Isenhofer wurde verlegen. Er sah, daß Herr Rüdiger in seine vorige Schwermut zurückgesunken war, und wollte dem Gespräch eine heitere Wendung geben. Doch wagte er, beim Anblick dieses erschreckenden Gesichtes, welches immer starrer und leichenähnlicher wurde, keinen Scherz. Ohne Zweifel quälte den Greis irgend ein Geheimnis. Isenhofer empfing durch Rüdigers seltsame Reden eine Ahnung und beschloß, wenn es möglich sei, zur Beruhigung des Mannes beizutragen, dem er sich so sehr verpflichtet fühlte.
»Erlaubt mir,« sagte er, »ein wenig unbescheiden zu sein, Herr Rüdiger! Ihr glänztet eben erst in der freudigsten Stimmung; warum vertauscht Ihr nun so plötzlich das Freudenkleid Eures Antlitzes, welches Euch so wohl anstand, mit dem Trauermantel?«
Rüdiger saß starr da, mit in sich zurückgewandten Sinnen; er schien nichts zu vernehmen.

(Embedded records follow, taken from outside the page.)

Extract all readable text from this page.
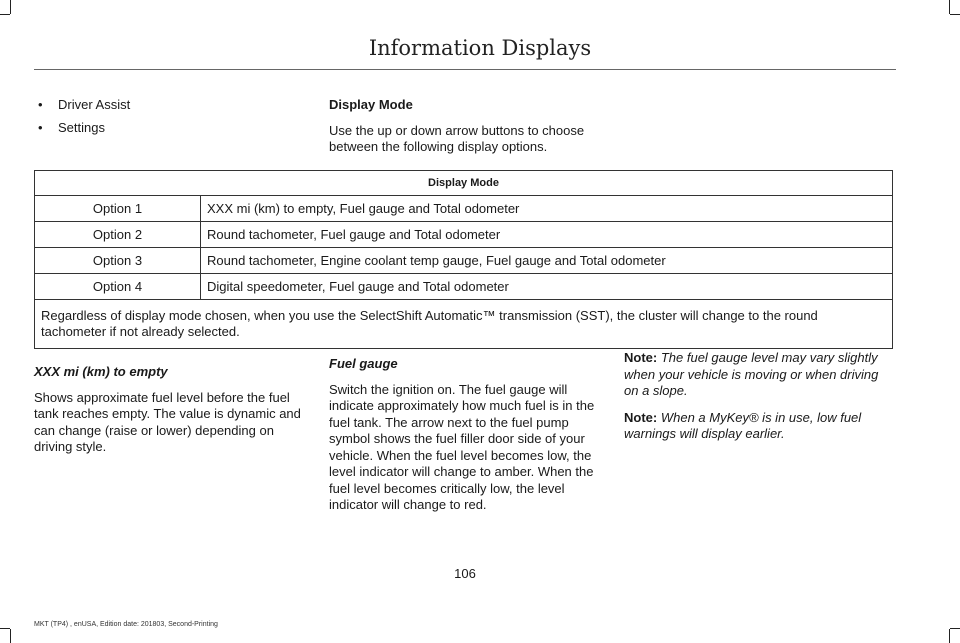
Information Displays
• Driver Assist
• Settings
Display Mode

Use the up or down arrow buttons to choose between the following display options.

Display Mode	
Option 1	XXX mi (km) to empty, Fuel gauge and Total odometer
Option 2	Round tachometer, Fuel gauge and Total odometer
Option 3	Round tachometer, Engine coolant temp gauge, Fuel gauge and Total odometer
Option 4	Digital speedometer, Fuel gauge and Total odometer
Regardless of display mode chosen, when you use the SelectShift Automatic™ transmission (SST), the cluster will change to the round tachometer if not already selected.	
XXX mi (km) to empty

Shows approximate fuel level before the fuel tank reaches empty. The value is dynamic and can change (raise or lower) depending on driving style.

Fuel gauge

Switch the ignition on. The fuel gauge will indicate approximately how much fuel is in the fuel tank. The arrow next to the fuel pump symbol shows the fuel filler door side of your vehicle. When the fuel level becomes low, the level indicator will change to amber. When the fuel level becomes critically low, the level indicator will change to red.

Note: The fuel gauge level may vary slightly when your vehicle is moving or when driving on a slope.
Note: When a MyKey® is in use, low fuel warnings will display earlier.
106
MKT (TP4) , enUSA, Edition date: 201803, Second-Printing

»Ich sollte denken,« fuhr jener fort, »heute mehr, denn an jedem andern Tag müsse der ganze Himmel in Eure Seele hineinlächeln, da Eure Menschenliebe eines Menschen Leben rettete.«
Rüdiger verriet durch keine Bewegung, daß Isenhofers Rede zu seinem Ohre gedrungen sei; die Gegenwart schien dem Alten verloren, dessen Leib wohl in der Fischerhütte, dessen Geist aber in andern Sphären war.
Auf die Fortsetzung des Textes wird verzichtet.